Kaluza hält das für eine Ausnahme. Tatsächlich stehe eine Minderheit den Deutschen ablehnend gegenüber, und auch da gebe es einen Zusammenhang zur neuen Regierungspartei: „Die bisherigen polnischen Regierungen stärkten im Konsens mit der deutschen Politik die Bedeutung Polens in der EU. Auch hier ist die Sicht der PiS eine andere. Sie ist in der Außenpolitik unerfahren und steht der EU, vor allem aber auch Deutschland, reserviert gegenüber. Gelegentlich bedient sie auch antideutsche Ressentiments.“ Diese hätten aber bisher nur wenig Anklang bei den Polen gefunden. Zu eng seien die politischen und wirtschaftlichen Beziehungen zu Deutschland.

Das Glück mit der Hautfarbe

Fabian ist zwei Mal glimpflich davon gekommen. Andere Erasmus-Studenten hatten dieses Glück nicht. „Fünf bis sechs Leute aus meiner Erasmus-Gruppe haben auch schon auf die Mütze bekommen. Teilweise aus richtig nichtigen Gründen. Da muss man aufpassen, viele Polen schlagen schnell zu.“ Fabian vermutet, dass sie vor allem dann schnell gereizt sind, wenn sie merken, dass man kein Polnisch spricht. Er erzählt von einem Freund, der auch aus Dortmund kommt und pakistanische Eltern hat: „Das sieht man ihm aufgrund seiner Hautfarbe auch an. Er wurde in Polen sogar schon von der Innenstadt bis zu seinem Studentenwohnheim verfolgt.“ So schlimm sei es auch anderen ergangen. Ein Inder sei auf dem Heimweg mit Pfefferspray angegriffen worden. „Das ist nochmal eine Spur heftiger, als das, was uns mit weißer Hautfarbe widerfährt“, sagt Fabian.
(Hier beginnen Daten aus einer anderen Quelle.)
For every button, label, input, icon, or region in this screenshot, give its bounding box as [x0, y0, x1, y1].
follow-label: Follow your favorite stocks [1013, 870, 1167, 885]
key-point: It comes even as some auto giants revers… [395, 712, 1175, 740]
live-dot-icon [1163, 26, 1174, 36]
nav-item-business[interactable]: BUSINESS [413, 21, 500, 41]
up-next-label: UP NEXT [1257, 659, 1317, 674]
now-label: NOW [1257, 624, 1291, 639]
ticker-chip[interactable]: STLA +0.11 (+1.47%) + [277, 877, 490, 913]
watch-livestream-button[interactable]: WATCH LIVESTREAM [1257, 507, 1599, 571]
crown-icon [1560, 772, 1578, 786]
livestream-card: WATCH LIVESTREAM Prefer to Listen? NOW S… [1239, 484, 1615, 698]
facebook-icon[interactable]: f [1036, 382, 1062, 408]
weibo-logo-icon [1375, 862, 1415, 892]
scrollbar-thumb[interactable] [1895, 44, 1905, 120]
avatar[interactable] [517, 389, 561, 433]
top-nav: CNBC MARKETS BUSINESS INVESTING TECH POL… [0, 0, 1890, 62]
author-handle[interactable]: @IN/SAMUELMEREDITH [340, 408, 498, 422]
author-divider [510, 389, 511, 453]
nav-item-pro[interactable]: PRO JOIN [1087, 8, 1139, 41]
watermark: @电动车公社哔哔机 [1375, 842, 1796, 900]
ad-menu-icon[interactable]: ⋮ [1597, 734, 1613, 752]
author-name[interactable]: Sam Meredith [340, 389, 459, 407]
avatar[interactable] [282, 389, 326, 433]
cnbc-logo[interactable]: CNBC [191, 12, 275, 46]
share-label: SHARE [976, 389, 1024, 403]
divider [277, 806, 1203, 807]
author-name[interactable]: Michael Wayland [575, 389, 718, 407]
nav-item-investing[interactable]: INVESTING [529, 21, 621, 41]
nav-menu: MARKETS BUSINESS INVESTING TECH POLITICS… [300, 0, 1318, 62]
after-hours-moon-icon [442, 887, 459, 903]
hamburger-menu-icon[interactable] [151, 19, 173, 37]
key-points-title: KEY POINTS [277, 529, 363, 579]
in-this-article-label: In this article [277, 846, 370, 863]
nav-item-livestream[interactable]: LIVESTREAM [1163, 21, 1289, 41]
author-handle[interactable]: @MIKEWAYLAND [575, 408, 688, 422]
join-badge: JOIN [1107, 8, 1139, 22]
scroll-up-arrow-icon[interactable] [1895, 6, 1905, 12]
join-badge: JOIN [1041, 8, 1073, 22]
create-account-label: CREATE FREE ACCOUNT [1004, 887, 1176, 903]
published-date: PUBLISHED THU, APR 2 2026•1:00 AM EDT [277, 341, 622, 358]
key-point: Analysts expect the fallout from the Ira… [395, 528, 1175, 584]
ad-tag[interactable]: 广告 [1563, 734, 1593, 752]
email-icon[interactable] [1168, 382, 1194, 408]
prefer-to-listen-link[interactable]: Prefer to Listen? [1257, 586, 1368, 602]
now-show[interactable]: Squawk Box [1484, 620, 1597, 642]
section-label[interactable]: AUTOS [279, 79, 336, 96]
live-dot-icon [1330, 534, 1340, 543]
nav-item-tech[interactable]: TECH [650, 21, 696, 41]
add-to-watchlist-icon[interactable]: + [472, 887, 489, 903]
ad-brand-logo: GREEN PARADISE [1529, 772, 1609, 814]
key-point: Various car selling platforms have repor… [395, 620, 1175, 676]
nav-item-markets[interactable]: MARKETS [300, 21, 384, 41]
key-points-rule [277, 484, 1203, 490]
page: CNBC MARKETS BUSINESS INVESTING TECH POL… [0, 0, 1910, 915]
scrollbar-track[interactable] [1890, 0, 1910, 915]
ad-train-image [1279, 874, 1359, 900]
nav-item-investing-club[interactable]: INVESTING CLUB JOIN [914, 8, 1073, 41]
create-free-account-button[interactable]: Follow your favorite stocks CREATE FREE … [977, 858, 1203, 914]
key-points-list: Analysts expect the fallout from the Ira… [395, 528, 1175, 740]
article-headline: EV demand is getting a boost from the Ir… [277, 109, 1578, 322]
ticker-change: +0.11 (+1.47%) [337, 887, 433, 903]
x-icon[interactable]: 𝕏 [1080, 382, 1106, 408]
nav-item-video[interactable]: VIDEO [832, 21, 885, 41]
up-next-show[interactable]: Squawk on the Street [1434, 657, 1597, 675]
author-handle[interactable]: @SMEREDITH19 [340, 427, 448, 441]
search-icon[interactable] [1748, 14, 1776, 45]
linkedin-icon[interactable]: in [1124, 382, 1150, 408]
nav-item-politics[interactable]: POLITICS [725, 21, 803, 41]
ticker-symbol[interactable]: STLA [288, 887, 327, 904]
Seine Begeisterung für das Erasmus-Semester haben diese Erfahrungen nicht beeinträchtigt. Nach den Weihnachtsferien ist er wieder nach Danzig geflogen, um dort noch einige Prüfungen zu schreiben. „Die Momente und die Freundschaften, die ich geschlossen habe, sind viel größer, als diese Dumpfbacken, die mir die Freude an meinem Aufenthalt schmälern wollen“, sagt er.